The US Air Force is determined to learn from past mistakes, particularly those made during the development of the F-35, as it embarks on the creation of a sixth-generation fighter known as Next Generation Air Dominance (NGAD), according to Air Force Secretary Frank Kendall.

Kendall emphasized the importance of ensuring the Air Force has full access to sustainment data from the contractor responsible for building the NGAD platform. He cited the F-35 program’s failure to secure rights to all the fighter’s sustainment data from Lockheed Martin as a serious mistake that should not be repeated.

The acquisition philosophy known as Total System Performance, which granted contractors ownership of programs for their entire lifecycle, contributed to what Kendall called a perpetual monopoly. He expressed his determination to avoid such a situation with NGAD, citing the ongoing struggles with the F-35.

Excessive concurrency, the simultaneous development and procurement of an aircraft, was another major issue that hindered the F-35 program. While some concurrency is expected with NGAD and the B-21 Raider stealth bomber, Kendall assured that it would be managed in a rational manner to minimize excessive risk.

Kendall emphasized the need for the government to have greater control over NGAD compared to the F-35. This includes ensuring access to intellectual property and implementing modular open system design to facilitate system upgrades by involving new suppliers.

The Air Force’s program executive officer for fighters and advanced aircraft, Brig. Gen. Dale White, will be responsible for overseeing the NGAD program.

Given the anticipated high cost of NGAD, the Air Force plans to work with a single contractor for the program. Boeing, Lockheed Martin, and Northrop Grumman are expected to compete for the opportunity.

Kendall also mentioned the progress of the collaborative combat aircraft (CCA) acquisition strategy, which aligns with NGAD. The Air Force is exploring the development of autonomous drone wingmen in conjunction with CCA and is engaging with multiple potential suppliers.

NGAD’s origins trace back to the Obama administration when Kendall, in his previous role, requested the Defense Advanced Research Projects Agency (DARPA) to study the Air Force’s future requirements for air dominance. DARPA’s response emphasized the need for a family of systems, including weapons, space assets, and potentially autonomous drone wingmen.

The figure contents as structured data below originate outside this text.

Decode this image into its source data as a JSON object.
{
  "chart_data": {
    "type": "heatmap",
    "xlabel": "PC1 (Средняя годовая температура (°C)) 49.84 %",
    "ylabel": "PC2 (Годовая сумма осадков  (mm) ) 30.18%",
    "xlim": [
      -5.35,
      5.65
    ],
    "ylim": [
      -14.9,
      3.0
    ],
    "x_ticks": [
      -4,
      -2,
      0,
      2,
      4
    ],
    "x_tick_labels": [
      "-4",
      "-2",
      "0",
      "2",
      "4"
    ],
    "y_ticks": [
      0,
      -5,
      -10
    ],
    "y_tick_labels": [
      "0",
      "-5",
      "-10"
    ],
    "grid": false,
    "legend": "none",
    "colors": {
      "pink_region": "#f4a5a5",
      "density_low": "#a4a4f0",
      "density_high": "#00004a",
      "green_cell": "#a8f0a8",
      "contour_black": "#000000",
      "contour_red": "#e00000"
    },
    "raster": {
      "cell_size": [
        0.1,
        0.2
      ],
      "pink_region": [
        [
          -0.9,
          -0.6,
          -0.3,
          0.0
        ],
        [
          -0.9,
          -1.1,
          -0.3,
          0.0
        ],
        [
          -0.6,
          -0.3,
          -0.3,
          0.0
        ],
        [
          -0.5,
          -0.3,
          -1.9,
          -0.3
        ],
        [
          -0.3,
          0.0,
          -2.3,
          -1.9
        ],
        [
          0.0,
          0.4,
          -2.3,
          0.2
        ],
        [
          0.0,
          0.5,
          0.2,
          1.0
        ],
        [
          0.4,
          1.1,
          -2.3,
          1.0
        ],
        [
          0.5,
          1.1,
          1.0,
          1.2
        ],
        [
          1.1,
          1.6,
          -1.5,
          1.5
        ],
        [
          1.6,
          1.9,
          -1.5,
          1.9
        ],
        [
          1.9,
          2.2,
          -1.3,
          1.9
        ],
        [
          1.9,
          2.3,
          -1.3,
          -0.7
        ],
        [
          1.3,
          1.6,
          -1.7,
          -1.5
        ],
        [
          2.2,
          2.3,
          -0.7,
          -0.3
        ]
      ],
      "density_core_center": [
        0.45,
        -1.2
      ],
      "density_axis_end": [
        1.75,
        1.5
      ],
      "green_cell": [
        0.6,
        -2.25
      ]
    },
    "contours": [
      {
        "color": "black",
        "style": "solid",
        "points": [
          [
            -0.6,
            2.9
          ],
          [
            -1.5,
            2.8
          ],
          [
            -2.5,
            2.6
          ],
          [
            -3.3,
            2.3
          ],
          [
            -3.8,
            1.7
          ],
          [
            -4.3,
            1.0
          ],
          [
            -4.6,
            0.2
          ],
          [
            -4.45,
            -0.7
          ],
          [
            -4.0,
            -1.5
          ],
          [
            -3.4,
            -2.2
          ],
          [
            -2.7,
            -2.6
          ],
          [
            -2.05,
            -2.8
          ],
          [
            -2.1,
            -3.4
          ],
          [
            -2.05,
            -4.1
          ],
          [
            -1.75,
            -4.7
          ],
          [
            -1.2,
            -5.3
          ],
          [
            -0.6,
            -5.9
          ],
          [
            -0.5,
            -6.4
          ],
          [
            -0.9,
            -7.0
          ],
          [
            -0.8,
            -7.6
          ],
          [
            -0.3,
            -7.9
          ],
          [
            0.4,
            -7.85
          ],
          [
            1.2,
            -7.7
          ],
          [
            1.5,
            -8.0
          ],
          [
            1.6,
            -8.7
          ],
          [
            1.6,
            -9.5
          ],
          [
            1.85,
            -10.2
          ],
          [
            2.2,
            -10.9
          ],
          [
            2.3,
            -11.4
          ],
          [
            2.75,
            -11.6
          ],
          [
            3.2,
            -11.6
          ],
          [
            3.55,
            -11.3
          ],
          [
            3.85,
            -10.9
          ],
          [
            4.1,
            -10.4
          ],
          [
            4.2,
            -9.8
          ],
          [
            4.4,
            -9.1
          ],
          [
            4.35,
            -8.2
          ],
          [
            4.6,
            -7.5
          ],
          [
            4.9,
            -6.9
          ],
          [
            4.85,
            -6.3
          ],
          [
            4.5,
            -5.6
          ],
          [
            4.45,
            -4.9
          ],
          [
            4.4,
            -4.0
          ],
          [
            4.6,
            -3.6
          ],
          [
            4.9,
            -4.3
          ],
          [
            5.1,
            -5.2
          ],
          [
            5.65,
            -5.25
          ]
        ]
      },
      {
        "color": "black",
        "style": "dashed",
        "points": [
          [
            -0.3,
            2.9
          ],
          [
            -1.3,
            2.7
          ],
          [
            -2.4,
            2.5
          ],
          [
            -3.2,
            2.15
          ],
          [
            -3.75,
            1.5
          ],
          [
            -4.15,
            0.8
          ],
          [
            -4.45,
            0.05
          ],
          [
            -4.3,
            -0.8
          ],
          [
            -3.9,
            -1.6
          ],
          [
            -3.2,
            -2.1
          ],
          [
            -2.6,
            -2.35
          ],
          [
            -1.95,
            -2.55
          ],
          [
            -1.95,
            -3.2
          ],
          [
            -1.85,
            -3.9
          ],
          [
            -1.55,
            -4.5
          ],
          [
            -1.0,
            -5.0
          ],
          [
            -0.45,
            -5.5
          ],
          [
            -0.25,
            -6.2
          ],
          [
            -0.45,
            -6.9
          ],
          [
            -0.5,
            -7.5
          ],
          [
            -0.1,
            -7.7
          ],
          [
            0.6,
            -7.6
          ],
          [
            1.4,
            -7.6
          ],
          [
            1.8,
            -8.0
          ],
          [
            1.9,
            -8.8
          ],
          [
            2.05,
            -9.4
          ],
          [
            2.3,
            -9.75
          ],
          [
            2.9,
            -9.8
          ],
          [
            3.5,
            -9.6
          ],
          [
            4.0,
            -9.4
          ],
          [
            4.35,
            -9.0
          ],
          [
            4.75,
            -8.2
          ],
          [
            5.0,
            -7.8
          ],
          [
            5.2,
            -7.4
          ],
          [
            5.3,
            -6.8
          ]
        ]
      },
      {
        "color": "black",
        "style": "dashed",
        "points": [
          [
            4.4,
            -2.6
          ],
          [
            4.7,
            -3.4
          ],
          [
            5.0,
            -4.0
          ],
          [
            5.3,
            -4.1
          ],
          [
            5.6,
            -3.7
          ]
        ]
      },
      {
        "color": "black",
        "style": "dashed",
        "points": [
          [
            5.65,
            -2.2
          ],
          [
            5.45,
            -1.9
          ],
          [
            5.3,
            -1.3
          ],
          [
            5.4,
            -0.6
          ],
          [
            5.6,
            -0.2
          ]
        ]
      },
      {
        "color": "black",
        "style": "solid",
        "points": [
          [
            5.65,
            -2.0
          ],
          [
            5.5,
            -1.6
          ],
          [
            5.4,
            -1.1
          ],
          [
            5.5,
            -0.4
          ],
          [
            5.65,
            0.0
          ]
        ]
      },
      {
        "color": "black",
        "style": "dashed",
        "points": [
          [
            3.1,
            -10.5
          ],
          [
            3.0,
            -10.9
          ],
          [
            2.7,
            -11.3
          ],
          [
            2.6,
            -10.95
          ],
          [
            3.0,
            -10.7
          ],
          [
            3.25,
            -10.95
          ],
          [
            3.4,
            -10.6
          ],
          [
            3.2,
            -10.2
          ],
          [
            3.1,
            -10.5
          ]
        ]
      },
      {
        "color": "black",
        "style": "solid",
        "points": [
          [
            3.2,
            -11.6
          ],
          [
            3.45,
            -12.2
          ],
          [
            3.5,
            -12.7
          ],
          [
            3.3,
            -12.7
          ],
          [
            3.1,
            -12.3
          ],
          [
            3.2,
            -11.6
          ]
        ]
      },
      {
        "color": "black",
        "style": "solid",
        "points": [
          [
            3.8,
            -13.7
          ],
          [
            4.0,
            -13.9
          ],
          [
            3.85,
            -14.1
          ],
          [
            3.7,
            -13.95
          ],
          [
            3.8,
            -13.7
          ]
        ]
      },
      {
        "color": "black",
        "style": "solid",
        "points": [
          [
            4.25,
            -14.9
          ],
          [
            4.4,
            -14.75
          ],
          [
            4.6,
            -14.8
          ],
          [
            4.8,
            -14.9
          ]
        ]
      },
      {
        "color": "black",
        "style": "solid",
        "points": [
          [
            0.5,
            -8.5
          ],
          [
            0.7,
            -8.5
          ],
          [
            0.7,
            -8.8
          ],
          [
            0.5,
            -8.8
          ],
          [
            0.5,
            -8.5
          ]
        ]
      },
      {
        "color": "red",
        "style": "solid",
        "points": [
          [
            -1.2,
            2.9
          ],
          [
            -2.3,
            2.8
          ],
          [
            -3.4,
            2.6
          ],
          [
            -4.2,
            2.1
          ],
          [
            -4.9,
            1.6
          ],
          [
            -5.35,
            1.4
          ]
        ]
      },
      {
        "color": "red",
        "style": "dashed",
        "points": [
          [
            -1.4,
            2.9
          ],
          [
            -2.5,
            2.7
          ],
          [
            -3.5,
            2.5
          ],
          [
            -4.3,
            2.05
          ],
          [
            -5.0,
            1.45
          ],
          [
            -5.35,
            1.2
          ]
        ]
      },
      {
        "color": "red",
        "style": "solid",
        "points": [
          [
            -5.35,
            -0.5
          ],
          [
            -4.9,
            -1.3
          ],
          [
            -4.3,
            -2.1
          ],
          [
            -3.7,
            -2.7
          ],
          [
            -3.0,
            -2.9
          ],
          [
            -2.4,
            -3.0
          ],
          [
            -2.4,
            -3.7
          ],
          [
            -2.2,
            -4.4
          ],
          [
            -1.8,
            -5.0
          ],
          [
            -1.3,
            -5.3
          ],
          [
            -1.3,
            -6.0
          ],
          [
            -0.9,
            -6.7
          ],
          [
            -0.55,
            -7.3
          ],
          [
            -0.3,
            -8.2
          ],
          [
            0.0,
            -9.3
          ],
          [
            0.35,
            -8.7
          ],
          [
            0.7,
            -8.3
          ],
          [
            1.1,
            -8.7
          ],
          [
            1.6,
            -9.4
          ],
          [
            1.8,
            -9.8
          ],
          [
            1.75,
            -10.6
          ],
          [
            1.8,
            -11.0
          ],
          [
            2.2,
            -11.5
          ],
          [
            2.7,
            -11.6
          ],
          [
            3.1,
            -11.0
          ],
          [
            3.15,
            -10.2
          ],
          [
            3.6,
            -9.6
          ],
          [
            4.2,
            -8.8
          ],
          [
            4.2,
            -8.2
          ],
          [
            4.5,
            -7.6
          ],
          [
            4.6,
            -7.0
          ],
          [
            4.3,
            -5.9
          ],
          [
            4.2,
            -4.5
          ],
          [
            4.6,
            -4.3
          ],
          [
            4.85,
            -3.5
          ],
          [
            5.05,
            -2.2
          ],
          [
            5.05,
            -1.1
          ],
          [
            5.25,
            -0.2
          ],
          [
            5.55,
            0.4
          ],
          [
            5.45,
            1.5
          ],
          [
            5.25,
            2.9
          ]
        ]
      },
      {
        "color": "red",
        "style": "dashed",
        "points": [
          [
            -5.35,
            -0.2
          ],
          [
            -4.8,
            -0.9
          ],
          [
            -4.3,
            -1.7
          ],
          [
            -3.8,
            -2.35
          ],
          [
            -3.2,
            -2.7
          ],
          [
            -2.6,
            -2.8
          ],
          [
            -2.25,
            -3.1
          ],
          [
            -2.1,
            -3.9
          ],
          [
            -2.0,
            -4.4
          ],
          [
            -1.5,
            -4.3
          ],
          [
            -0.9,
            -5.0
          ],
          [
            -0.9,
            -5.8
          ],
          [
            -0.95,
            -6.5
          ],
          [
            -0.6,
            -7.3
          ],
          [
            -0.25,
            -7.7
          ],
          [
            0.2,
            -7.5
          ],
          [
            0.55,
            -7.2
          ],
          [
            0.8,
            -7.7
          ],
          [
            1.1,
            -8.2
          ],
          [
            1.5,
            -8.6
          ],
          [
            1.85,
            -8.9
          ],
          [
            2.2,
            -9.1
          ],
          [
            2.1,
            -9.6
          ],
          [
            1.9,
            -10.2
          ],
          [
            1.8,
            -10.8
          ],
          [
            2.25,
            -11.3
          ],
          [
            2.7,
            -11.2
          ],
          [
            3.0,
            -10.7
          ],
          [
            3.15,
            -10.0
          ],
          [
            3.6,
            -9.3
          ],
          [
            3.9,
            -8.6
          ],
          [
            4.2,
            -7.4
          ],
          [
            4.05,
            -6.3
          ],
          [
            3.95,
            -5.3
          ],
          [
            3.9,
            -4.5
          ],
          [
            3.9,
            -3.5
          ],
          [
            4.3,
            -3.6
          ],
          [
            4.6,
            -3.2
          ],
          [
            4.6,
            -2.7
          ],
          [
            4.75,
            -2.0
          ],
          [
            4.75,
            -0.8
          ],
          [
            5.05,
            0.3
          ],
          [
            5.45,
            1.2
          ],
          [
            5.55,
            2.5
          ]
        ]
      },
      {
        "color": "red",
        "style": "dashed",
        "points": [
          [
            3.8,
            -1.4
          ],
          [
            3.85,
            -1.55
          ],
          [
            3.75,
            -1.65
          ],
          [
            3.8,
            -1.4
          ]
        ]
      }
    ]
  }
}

Under Kendall’s Aerospace Innovation Initiative, prototype aircraft known as X-planes were developed to test and validate core technologies for the sixth-generation fighter.

Advancements in model-based systems engineering and digitalization have facilitated efficient collaboration between government and contractor design teams working on NGAD at Wright-Patterson Air Force Base. Government designers have direct access to the databases used by bidding companies, enabling closer cooperation and streamlined development.